To address the insufficient real-time performance, accuracy, and robustness of multi-sensor SLAM in large-scale environments, this paper proposes a tightly coupled multimodal SLAM system that fuses visual, IMU, learned/measured depth, LiDAR, and GNSS data to construct a globally consistent, dense voxel occupancy map. Methodologically, it employs a keyframe-based nonlinear optimization framework; introduces submap alignment factors to enable tight coupling between mapping and state estimation; supports online camera extrinsic calibration and both loose and tight GNSS integration; and designs an efficient submap management strategy for real-time operation. Evaluated on EuRoC, Hilti22, and VBR benchmarks, the system maintains real-time performance over 9 km sequences, achieves state-of-the-art localization accuracy, and generates navigation-ready maps—significantly improving mapping completeness and state estimation robustness in complex scenarios.

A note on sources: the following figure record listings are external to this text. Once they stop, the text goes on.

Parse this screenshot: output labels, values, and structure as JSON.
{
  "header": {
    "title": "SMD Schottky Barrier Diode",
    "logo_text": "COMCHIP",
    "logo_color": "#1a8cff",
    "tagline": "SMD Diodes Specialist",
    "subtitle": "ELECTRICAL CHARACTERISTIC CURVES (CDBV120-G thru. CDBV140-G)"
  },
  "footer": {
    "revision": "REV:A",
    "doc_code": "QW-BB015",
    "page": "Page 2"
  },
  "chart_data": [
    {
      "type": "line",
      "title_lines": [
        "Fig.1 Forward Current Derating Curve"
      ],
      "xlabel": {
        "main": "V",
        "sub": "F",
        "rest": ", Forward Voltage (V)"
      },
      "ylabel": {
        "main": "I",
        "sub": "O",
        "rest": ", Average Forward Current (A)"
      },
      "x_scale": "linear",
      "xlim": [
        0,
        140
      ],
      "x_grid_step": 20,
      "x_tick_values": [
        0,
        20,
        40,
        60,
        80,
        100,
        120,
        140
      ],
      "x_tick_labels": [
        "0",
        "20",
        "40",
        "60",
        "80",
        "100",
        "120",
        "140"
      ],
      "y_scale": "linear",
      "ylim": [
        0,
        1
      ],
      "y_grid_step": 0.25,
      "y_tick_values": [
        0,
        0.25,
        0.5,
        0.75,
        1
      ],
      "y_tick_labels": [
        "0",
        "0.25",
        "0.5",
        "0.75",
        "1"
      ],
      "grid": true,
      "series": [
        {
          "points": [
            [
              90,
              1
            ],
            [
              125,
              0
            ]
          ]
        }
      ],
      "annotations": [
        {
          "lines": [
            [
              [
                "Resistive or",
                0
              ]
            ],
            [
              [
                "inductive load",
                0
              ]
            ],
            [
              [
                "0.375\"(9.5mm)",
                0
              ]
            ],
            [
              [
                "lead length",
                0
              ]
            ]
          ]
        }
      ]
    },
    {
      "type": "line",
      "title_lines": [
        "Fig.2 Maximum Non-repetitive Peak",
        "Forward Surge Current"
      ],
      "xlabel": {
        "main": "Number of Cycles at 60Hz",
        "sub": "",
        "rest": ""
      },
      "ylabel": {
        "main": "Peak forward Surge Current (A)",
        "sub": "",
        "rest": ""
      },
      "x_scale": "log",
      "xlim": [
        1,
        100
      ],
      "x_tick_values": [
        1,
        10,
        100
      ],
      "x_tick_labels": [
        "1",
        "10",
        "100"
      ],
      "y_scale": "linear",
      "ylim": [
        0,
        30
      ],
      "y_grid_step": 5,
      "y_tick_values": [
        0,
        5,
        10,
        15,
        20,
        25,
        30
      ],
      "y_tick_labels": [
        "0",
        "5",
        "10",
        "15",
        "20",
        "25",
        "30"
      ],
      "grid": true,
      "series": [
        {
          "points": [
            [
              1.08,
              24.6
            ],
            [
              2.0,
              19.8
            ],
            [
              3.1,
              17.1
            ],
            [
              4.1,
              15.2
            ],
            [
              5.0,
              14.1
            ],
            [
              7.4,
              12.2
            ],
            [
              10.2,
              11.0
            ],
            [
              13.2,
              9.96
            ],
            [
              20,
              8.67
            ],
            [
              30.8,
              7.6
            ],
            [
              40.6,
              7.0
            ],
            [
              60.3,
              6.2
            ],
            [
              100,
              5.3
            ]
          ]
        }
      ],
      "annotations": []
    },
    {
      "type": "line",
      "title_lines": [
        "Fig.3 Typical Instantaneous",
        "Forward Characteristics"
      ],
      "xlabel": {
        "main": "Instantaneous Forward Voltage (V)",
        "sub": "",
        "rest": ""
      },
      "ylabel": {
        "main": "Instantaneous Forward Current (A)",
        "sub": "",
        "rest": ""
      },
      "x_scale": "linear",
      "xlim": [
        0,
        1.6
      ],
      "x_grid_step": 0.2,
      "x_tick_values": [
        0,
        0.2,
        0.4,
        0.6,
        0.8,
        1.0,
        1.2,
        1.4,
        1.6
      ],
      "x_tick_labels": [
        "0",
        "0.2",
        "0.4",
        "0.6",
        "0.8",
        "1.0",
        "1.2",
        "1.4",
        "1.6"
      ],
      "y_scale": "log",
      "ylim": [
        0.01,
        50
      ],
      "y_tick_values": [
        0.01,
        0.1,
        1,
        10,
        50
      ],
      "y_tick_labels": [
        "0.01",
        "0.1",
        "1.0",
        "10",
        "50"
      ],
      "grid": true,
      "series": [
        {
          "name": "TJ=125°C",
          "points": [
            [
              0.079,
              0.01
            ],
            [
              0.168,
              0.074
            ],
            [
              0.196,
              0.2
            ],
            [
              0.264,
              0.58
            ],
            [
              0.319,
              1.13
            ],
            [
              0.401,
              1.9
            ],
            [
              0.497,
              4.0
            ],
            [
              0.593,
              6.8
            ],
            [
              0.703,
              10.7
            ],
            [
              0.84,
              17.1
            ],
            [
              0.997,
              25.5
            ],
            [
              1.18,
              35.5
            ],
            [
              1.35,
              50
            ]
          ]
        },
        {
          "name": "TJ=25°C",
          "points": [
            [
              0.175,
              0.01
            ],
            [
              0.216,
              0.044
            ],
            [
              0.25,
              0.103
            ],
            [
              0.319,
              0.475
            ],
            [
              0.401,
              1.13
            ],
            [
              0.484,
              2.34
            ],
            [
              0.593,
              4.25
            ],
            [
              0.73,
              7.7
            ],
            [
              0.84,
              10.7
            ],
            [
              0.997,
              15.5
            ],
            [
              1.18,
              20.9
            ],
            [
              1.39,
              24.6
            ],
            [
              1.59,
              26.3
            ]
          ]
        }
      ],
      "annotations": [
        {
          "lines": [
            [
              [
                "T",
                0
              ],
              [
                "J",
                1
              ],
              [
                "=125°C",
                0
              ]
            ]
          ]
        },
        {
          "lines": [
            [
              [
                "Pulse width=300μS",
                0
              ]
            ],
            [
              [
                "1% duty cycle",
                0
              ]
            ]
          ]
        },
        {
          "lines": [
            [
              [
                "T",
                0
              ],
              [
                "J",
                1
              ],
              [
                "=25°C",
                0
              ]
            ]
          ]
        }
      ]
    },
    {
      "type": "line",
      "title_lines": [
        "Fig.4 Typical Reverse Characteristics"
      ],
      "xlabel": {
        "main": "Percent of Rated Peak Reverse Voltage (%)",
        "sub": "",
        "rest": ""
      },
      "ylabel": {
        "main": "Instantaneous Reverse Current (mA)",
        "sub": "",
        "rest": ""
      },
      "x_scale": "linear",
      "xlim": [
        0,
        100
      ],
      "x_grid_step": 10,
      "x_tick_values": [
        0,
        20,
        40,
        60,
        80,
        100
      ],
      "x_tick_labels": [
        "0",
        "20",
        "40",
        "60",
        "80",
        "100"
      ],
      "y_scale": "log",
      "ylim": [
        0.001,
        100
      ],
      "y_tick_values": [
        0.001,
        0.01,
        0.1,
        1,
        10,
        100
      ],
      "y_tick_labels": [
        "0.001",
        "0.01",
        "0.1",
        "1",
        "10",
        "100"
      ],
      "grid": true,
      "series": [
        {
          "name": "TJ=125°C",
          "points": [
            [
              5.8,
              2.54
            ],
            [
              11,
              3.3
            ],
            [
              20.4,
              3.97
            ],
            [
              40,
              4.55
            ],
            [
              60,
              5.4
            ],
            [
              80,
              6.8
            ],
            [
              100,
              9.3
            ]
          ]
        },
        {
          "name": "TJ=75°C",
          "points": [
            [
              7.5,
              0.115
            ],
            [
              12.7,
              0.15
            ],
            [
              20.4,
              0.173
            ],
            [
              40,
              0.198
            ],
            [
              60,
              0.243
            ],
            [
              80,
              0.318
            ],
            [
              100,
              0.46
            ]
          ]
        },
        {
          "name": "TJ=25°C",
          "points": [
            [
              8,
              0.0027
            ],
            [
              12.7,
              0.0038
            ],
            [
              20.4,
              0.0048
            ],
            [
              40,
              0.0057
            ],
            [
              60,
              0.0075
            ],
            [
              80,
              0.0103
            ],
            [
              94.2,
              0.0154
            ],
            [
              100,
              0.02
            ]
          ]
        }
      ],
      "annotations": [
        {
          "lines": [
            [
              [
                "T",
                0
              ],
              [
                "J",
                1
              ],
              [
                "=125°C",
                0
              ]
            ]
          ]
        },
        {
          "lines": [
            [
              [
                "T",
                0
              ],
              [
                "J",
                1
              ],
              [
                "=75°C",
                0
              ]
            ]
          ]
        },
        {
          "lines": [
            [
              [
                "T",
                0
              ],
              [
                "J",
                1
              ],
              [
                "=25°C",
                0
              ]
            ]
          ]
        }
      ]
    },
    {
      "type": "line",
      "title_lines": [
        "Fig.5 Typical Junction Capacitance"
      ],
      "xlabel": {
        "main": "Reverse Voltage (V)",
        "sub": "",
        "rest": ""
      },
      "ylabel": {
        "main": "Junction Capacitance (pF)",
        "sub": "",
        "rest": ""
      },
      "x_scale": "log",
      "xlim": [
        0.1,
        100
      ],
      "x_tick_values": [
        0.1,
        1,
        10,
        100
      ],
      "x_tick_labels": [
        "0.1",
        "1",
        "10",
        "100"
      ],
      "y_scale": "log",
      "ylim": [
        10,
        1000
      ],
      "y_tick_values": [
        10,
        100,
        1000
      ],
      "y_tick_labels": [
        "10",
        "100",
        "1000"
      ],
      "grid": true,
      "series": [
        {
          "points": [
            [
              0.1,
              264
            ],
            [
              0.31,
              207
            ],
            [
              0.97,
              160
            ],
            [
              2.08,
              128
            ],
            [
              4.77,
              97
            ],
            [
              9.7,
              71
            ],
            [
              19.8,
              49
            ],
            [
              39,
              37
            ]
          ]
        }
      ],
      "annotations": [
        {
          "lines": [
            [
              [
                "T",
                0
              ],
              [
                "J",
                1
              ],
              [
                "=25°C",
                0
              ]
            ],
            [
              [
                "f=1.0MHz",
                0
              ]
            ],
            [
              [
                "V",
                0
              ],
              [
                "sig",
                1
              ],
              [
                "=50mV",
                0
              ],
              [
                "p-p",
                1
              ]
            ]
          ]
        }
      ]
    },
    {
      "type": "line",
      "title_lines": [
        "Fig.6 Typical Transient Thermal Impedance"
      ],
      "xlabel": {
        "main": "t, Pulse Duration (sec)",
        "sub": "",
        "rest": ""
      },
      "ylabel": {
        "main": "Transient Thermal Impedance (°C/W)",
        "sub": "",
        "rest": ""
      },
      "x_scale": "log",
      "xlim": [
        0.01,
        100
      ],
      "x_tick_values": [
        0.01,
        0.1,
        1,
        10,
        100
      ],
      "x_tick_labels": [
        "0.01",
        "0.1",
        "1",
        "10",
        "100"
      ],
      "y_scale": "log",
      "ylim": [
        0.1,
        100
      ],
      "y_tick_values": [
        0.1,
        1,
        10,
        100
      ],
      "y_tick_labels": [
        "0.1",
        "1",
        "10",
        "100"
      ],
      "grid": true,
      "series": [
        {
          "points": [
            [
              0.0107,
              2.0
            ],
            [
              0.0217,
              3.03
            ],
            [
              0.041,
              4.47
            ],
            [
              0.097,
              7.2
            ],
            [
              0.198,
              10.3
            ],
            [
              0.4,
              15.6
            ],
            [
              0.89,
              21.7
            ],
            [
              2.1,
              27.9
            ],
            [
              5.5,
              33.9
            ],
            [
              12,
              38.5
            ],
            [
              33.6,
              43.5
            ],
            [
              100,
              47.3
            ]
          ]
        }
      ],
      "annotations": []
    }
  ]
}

To empower mobile robots with usable maps as well as highest state estimation accuracy and robustness, we present OKVIS2-X: a state-of-the-art multi-sensor Simultaneous Localization and Mapping (SLAM) system building dense volumetric occupancy maps, while scalable to large environments and operating in realtime. Our unified SLAM framework seamlessly integrates different sensor modalities: visual, inertial, measured or learned depth, LiDAR and Global Navigation Satellite System (GNSS) measurements. Unlike most state-of-the-art SLAM systems, we advocate using dense volumetric map representations when leveraging depth or range-sensing capabilities. We employ an efficient submapping strategy that allows our system to scale to large environments, showcased in sequences of up to 9 kilometers. OKVIS2-X enhances its accuracy and robustness by tightly-coupling the estimator and submaps through map alignment factors. Our system provides globally consistent maps, directly usable for autonomous navigation. To further improve the accuracy of OKVIS2-X, we also incorporate the option of performing online calibration of camera extrinsics. Our system achieves the highest trajectory accuracy in EuRoC against state-of-the-art alternatives, outperforms all competitors in the Hilti22 VI-only benchmark, while also proving competitive in the LiDAR version, and showcases state of the art accuracy in the diverse and large-scale sequences from the VBR dataset.